1. set RHS to 0: r^2+2r+2=0 r_{1,2}=-1\pm i

someone mentions sqrt(i). sqrt(i) is interesting, but not the topic for today.

y_{h}(t)=e^{-t}(c_{1}\cos(t)+c_{2}\sin(t)) 2) y_{p}(t)=\ ? RHS is much more complicated, sum of 2 functions. Lets use principle of super position: y_{p}(t)=y_{p_{1}}(t)+y_{p_{2}}(t) where y_{p_{1}} solves y''+2y'+2y=2e^{-t} y_{p_{2}} solves y''+2y'+2y=5\cos (t) lets try y_{p_{1}}=Ae^{-t} Does this work? look at it, A must be zero but if A is zero you still get problems. y_{p_{1}}'=-Ae^{-t} y_{p_{1}}''=Ae^{-t} plug in these three and we find that A=2

second equation, not so easy: solution of \cos(t) doesn't quite work because the LHS will obtain a \sin term.

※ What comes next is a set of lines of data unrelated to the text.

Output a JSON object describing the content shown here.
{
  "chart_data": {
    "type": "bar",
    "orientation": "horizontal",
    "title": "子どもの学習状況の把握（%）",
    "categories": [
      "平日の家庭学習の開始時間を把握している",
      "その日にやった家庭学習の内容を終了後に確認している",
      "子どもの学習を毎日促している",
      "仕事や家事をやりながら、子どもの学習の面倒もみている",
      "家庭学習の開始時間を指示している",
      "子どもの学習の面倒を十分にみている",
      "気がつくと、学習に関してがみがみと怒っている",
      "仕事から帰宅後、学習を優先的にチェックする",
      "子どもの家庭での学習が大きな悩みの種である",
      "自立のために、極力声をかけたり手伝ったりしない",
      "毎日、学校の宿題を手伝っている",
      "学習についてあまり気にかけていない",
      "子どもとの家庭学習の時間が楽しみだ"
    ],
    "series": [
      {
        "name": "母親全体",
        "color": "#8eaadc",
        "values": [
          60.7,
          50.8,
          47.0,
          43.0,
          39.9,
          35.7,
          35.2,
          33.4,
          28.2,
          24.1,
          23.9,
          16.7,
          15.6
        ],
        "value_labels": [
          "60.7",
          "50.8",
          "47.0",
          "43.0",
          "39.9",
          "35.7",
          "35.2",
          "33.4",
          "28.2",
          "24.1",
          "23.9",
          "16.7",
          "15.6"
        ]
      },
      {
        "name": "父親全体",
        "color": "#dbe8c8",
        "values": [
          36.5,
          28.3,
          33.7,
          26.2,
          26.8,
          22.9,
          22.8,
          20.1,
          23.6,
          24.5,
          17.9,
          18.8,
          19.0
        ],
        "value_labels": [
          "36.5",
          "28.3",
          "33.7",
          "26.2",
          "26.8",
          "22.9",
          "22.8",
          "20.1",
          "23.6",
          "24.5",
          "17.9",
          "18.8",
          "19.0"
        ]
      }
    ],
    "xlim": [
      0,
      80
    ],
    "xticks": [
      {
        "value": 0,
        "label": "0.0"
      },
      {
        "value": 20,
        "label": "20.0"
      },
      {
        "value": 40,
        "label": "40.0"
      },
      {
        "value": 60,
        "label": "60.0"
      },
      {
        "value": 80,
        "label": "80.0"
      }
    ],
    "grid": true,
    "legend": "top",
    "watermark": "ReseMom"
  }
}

Lets try this instead: y_{p_{2}}=A\cos(t)+B\sin(t) y_{p_{2}}'=-A\sin(t)+B\cos (t) y_{p_{2}}''=-A\cos t-B\sin t (A+2B)\cos(t)+(-2A+B)\sin(t)=5\cos(t) A+2B=5 -2A+B=0 -> solving the system of linear equations yields: A=1, B=2 but y_{p_{1}}\ne y_{p_{2}} because of the e^{-t} term. The general solution is: y(t)=c_{1}e^{-t}\cos(t)+c_{2}e^{-t}\sin t+2e^{-t}+\cos t+2\sin t now we solve the IVP: y(0)=3=c_{1}+3=3\implies c_{1}=0 y'(t)=c_{2}e^{-t}\cos(t)+\sin(t)(-1)e^{-t}-2e^t-\sin(t)+2\cos(t)

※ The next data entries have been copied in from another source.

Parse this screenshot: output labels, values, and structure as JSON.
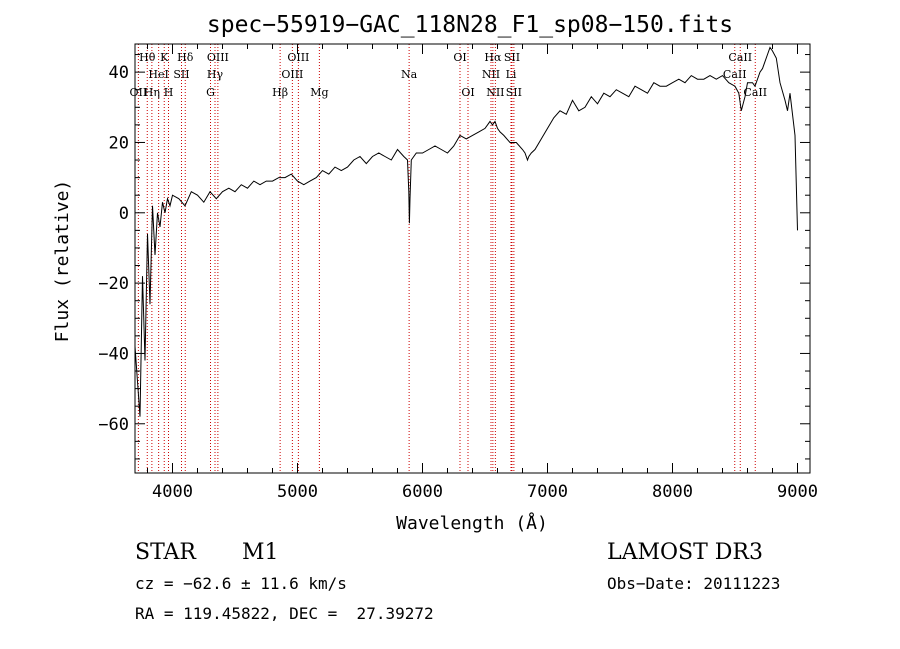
{
  "colors": {
    "axis": "#000000",
    "spectrum": "#000000",
    "line_marker": "#cc0000",
    "background": "#ffffff"
  },
  "chart_data": {
    "type": "line",
    "title": "spec−55919−GAC_118N28_F1_sp08−150.fits",
    "xlabel": "Wavelength (Å)",
    "ylabel": "Flux (relative)",
    "xlim": [
      3700,
      9100
    ],
    "ylim": [
      -74,
      48
    ],
    "xticks": [
      4000,
      5000,
      6000,
      7000,
      8000,
      9000
    ],
    "yticks": [
      -60,
      -40,
      -20,
      0,
      20,
      40
    ],
    "grid": false,
    "spectrum_x": [
      3700,
      3720,
      3740,
      3760,
      3780,
      3800,
      3820,
      3840,
      3860,
      3880,
      3900,
      3920,
      3940,
      3960,
      3980,
      4000,
      4050,
      4100,
      4150,
      4200,
      4250,
      4300,
      4350,
      4400,
      4450,
      4500,
      4550,
      4600,
      4650,
      4700,
      4750,
      4800,
      4850,
      4900,
      4950,
      5000,
      5050,
      5100,
      5150,
      5200,
      5250,
      5300,
      5350,
      5400,
      5450,
      5500,
      5550,
      5600,
      5650,
      5700,
      5750,
      5800,
      5850,
      5880,
      5890,
      5895,
      5900,
      5910,
      5950,
      6000,
      6050,
      6100,
      6150,
      6200,
      6250,
      6300,
      6350,
      6400,
      6450,
      6500,
      6520,
      6540,
      6560,
      6580,
      6600,
      6620,
      6650,
      6700,
      6750,
      6800,
      6820,
      6840,
      6850,
      6870,
      6900,
      6950,
      7000,
      7050,
      7100,
      7150,
      7200,
      7250,
      7300,
      7350,
      7400,
      7450,
      7500,
      7550,
      7600,
      7650,
      7700,
      7750,
      7800,
      7850,
      7900,
      7950,
      8000,
      8050,
      8100,
      8150,
      8200,
      8250,
      8300,
      8350,
      8400,
      8450,
      8500,
      8530,
      8550,
      8580,
      8600,
      8640,
      8660,
      8700,
      8720,
      8740,
      8760,
      8780,
      8800,
      8830,
      8860,
      8900,
      8920,
      8940,
      8960,
      8980,
      9000
    ],
    "spectrum_y": [
      -38,
      -48,
      -58,
      -18,
      -42,
      -6,
      -26,
      2,
      -12,
      0,
      -4,
      3,
      0,
      4,
      2,
      5,
      4,
      2,
      6,
      5,
      3,
      6,
      4,
      6,
      7,
      6,
      8,
      7,
      9,
      8,
      9,
      9,
      10,
      10,
      11,
      9,
      8,
      9,
      10,
      12,
      11,
      13,
      12,
      13,
      15,
      16,
      14,
      16,
      17,
      16,
      15,
      18,
      16,
      15,
      6,
      -3,
      4,
      15,
      17,
      17,
      18,
      19,
      18,
      17,
      19,
      22,
      21,
      22,
      23,
      24,
      25,
      26,
      25,
      26,
      24,
      23,
      22,
      20,
      20,
      18,
      17,
      15,
      16,
      17,
      18,
      21,
      24,
      27,
      29,
      28,
      32,
      29,
      30,
      33,
      31,
      34,
      33,
      35,
      34,
      33,
      36,
      35,
      34,
      37,
      36,
      36,
      37,
      38,
      37,
      39,
      38,
      38,
      39,
      38,
      39,
      37,
      36,
      34,
      29,
      33,
      37,
      37,
      36,
      40,
      41,
      43,
      45,
      47,
      46,
      44,
      37,
      32,
      29,
      34,
      28,
      22,
      -5
    ],
    "lines": [
      {
        "name": "Hθ",
        "wl": 3798,
        "row": 0
      },
      {
        "name": "Hη",
        "wl": 3835,
        "row": 2
      },
      {
        "name": "OII",
        "wl": 3727,
        "row": 2
      },
      {
        "name": "HeI",
        "wl": 3889,
        "row": 1
      },
      {
        "name": "H",
        "wl": 3968,
        "row": 2
      },
      {
        "name": "K",
        "wl": 3934,
        "row": 0
      },
      {
        "name": "Hδ",
        "wl": 4102,
        "row": 0
      },
      {
        "name": "SII",
        "wl": 4072,
        "row": 1
      },
      {
        "name": "G",
        "wl": 4304,
        "row": 2
      },
      {
        "name": "Hγ",
        "wl": 4340,
        "row": 1
      },
      {
        "name": "OIII",
        "wl": 4363,
        "row": 0
      },
      {
        "name": "Hβ",
        "wl": 4861,
        "row": 2
      },
      {
        "name": "OIII",
        "wl": 4959,
        "row": 1
      },
      {
        "name": "OIII",
        "wl": 5007,
        "row": 0
      },
      {
        "name": "Mg",
        "wl": 5175,
        "row": 2
      },
      {
        "name": "Na",
        "wl": 5893,
        "row": 1
      },
      {
        "name": "OI",
        "wl": 6300,
        "row": 0
      },
      {
        "name": "OI",
        "wl": 6364,
        "row": 2
      },
      {
        "name": "NII",
        "wl": 6548,
        "row": 1
      },
      {
        "name": "Hα",
        "wl": 6563,
        "row": 0
      },
      {
        "name": "NII",
        "wl": 6583,
        "row": 2
      },
      {
        "name": "Li",
        "wl": 6708,
        "row": 1
      },
      {
        "name": "SII",
        "wl": 6716,
        "row": 0
      },
      {
        "name": "SII",
        "wl": 6731,
        "row": 2
      },
      {
        "name": "CaII",
        "wl": 8498,
        "row": 1
      },
      {
        "name": "CaII",
        "wl": 8542,
        "row": 0
      },
      {
        "name": "CaII",
        "wl": 8662,
        "row": 2
      }
    ]
  },
  "info": {
    "class": "STAR",
    "subclass": "M1",
    "cz": "cz = −62.6 ± 11.6 km/s",
    "coords": "RA = 119.45822, DEC =  27.39272",
    "survey": "LAMOST DR3",
    "obs_date": "Obs−Date: 20111223"
  }
}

y'(0)=c_{2}+0-2+0+2 y'(0)=1=c_{2} final solution to IVP:

y(t)=e^{-t}(\sin t+2)+\cos t+2\sin t

#end of lec 8 #start of lec 9 remember in a previous example when we had to guess that y_{p}=At^2e^{2t}? Here is a generalized algorithm that can find y_{p} when the RHS falls under the following form. Reducing the guess work to zero:

Generalized guesses for undetermined coefficients:

case i) ay''+by'+cy=P_m(t)e^{rt} where P_{m}(t)=a_{m}t^m+a_{m-1}t^{m-1}+ \dots +a_{0} i.e. P is a polynomial degree m. Then we guess the particular solution is of the form: y_{p}(t)=t^s(b_{m}t^m+b_{m-1}t^{m-1}+\dots+b_{0})e^{rt} where: s=0, if r is not a root, s=1 if r is a single root, s=2 if r is a double root.

case ii) ay''+by'+cy=P_{m}(t)e^{\alpha t}\cos(\beta t)+P_{m}(t)e^{\alpha t}\sin(\beta t) Then we guess the particular solution is of the form: y_{p}(t)=t^s[(A_{k}t^k+A_{K-1}t^{k-1}+\dots+A_{0})e^{\alpha t}\cos(\beta t)+(B_{k}t^k+B_{k-1}t^{k-1}+\dots+B_{0})e^{\alpha t}\sin(\beta t)] where: s=0 if \alpha+i\beta is not a root, s=1 if \alpha+i\beta is a root.